Dr Coates and Dr Herbert recruited 17 male volunteers from an un-named City institution. The researchers were interested in two hormones, testosterone and cortisol, which are both linked with mood and behaviour. Testosterone is associated with (among many other things) winning and losing, and cortisol with stress. The researchers predicted that a trader's testosterone levels would be high on days when he made above-average profits, and his cortisol levels would be high when he made an above-average loss. As it happened, neither prediction was quite on the money. Testosterone levels were, indeed, high, but they anticipated profit, rather than responding to it. And cortisol responded not to loss, but uncertainty.
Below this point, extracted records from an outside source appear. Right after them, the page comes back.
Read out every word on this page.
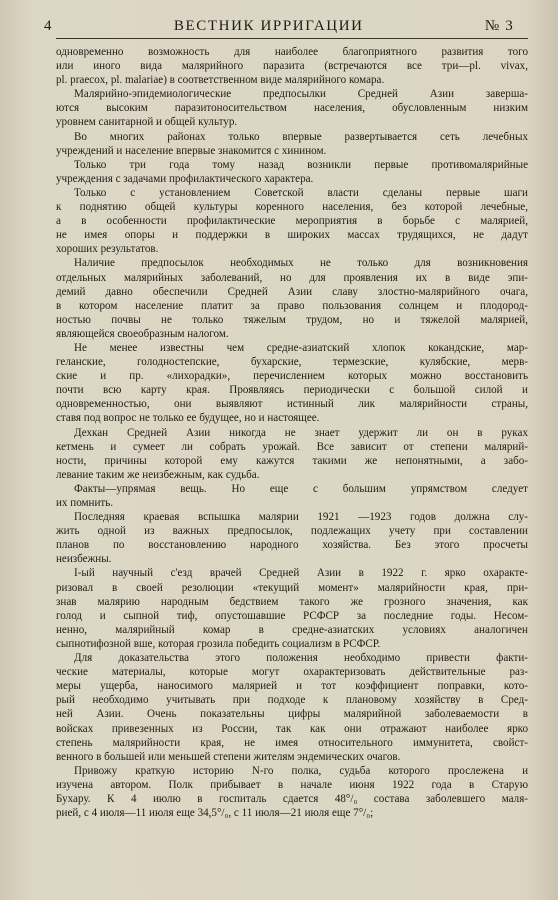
4	ВЕСТНИК ИРРИГАЦИИ	№ 3

одновременно возможность для наиболее благоприятного развития того

или иного вида малярийного паразита (встречаются все три—pl. vivax,

pl. praecox, pl. malariae) в соответственном виде малярийного комара.

Малярийно-эпидемиологические предпосылки Средней Азии заверша-

ются высоким паразитоносительством населения, обусловленным низким

уровнем санитарной и общей культур.

Во многих районах только впервые развертывается сеть лечебных

учреждений и население впервые знакомится с хинином.

Только три года тому назад возникли первые противомалярийные

учреждения с задачами профилактического характера.

Только с установлением Советской власти сделаны первые шаги

к поднятию общей культуры коренного населения, без которой лечебные,

а в особенности профилактические мероприятия в борьбе с малярией,

не имея опоры и поддержки в широких массах трудящихся, не дадут

хороших результатов.

Наличие предпосылок необходимых не только для возникновения

отдельных малярийных заболеваний, но для проявления их в виде эпи-

демий давно обеспечили Средней Азии славу злостно-малярийного очага,

в котором население платит за право пользования солнцем и плодород-

ностью почвы не только тяжелым трудом, но и тяжелой малярией,

являющейся своеобразным налогом.

Не менее известны чем средне-азиатский хлопок кокандские, мар-

геланские, голодностепские, бухарские, термезские, кулябские, мерв-

ские и пр. «лихорадки», перечислением которых можно восстановить

почти всю карту края. Проявляясь периодически с большой силой и

одновременностью, они выявляют истинный лик малярийности страны,

ставя под вопрос не только ее будущее, но и настоящее.

Дехкан Средней Азии никогда не знает удержит ли он в руках

кетмень и сумеет ли собрать урожай. Все зависит от степени малярий-

ности, причины которой ему кажутся такими же непонятными, а забо-

левание таким же неизбежным, как судьба.

Факты—упрямая вещь. Но еще с большим упрямством следует

их помнить.

Последняя краевая вспышка малярии 1921 —1923 годов должна слу-

жить одной из важных предпосылок, подлежащих учету при составлении

планов по восстановлению народного хозяйства. Без этого просчеты

неизбежны.

I-ый научный с'езд врачей Средней Азии в 1922 г. ярко охаракте-

ризовал в своей резолюции «текущий момент» малярийности края, при-

знав малярию народным бедствием такого же грозного значения, как

голод и сыпной тиф, опустошавшие РСФСР за последние годы. Несом-

ненно, малярийный комар в средне-азиатских условиях аналогичен

сыпнотифозной вше, которая грозила победить социализм в РСФСР.

Для доказательства этого положения необходимо привести факти-

ческие материалы, которые могут охарактеризовать действительные раз-

меры ущерба, наносимого малярией и тот коэффициент поправки, кото-

рый необходимо учитывать при подходе к плановому хозяйству в Сред-

ней Азии. Очень показательны цифры малярийной заболеваемости в

войсках привезенных из России, так как они отражают наиболее ярко

степень малярийности края, не имея относительного иммунитета, свойст-

венного в большей или меньшей степени жителям эндемических очагов.

Привожу краткую историю N-го полка, судьба которого прослежена и

изучена автором. Полк прибывает в начале июня 1922 года в Старую

Бухару. К 4 июлю в госпиталь сдается 48°/₀ состава заболевшего маля-

рией, с 4 июля—11 июля еще 34,5°/₀, с 11 июля—21 июля еще 7°/₀;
To arrive at their conclusions, Dr Coates and Dr Herbert took swabs from the mouths of their volunteers at 11am and 4pm on eight consecutive trading days, and analysed the hormones they contained. The prediction that a trader enjoying higher-than-average profits (the average being his previous month's success) would have higher-than-average testosterone levels was, indeed, fulfilled. But a closer analysis showed something more subtle happening. The average level was the sum of 11am and 4pm, divided by two. However, the result also pertained to each individual measurement. That meant the morning level was predicting high performance, rather than being caused by it.